A second breakthrough was the development of the modern cardiopulmonary resuscitation technique (CPR), the combination of closed-chest, cardiac massage with mouth-to-mouth respiration, which William Kouwenhoven published in 1960. 

Two physicians understood that infarct patients with a high risk of ventricular fibrillation could not benefit adequately from these new procedures because of the hospital policies of that time. Patients with heart attacks were placed into the calmest available reas on the ward, usually far away from the nurses’ station with its hustle and bustle, often to be found dead in bed at routine rounds. Dr Morris Wilburne in California and Dr  Desmond Julian in England suggested the solution in October of 1961, when they published almost simultaneously the concept of the Coronary Care Unit. 

Both physicians envisioned placing all patients with acute myocardial infarction in specialized intensive care units staffed and equipped to discover and treat potentially fatal arrhythmia without any time delay. There would be 24-hour coverage by nurses trained to recognize ventricular fibrillation and ventricular standstill, a second potentially fatal arrhythmia. The patient’s electrocardiogram would be continuously displayed, and an audible alarm would be triggered by the occurrence of ventricular fibrillation or ventricular standstill. A defibrillator and an external pacemaker to treat ventricular standstill, as well as drugs to support the resuscitative effort, would be available in the unit. The nursing staff would be qualified to administer cardiopulmonary resuscitation combined with defibrillation or external electrical pacing of the heart. 

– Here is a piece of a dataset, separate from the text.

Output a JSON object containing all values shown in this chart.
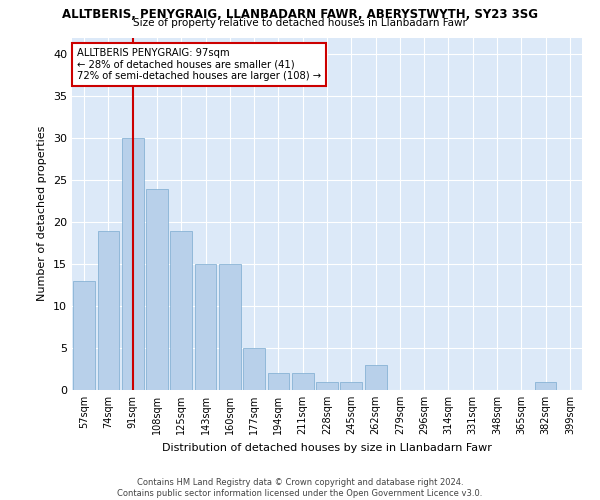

Neither Dr Wilburne nor Dr Julian were afforded the opportunity to pioneer the implementation of their vision. This was left to Dr Hughes Day, who opened the first coronary care unit in Kansas City in 1962. Cardiologists rapidly embraced the concept across the industrialized world, and coronary care units were established in all major hospitals within five years. Rapid recognition and treatment of potentially fatal arrhythmias in these units reduced the in-hospital mortality of myocardial infarction from approximately  30% to 15%, a dramatic improvement. Dr Klaus Peter Rentrop felt very privileged in 1967 when he was chosen to serve as the first intern in the coronary care unit of the University Hospital in  Giessen, Germany, and still remembers the staff’s and his own excitement on opening day; they knew they were entering a new era. However, patients were still at high risk. Death now occurred primarily among patients with large infarcts due to severely weakened pump function of the heart.  

This outcome would be prevented only if the size of the heart attack could be limited.  Herrick hinted at such a therapy when he speculated in his 1912 paper about an improvement of blood supply as “the hope for the damaged myocardium.” The path to the realization of this hope took unexpected twists and turns. It will be the subject of another review by Dr Peter Rentrop MD.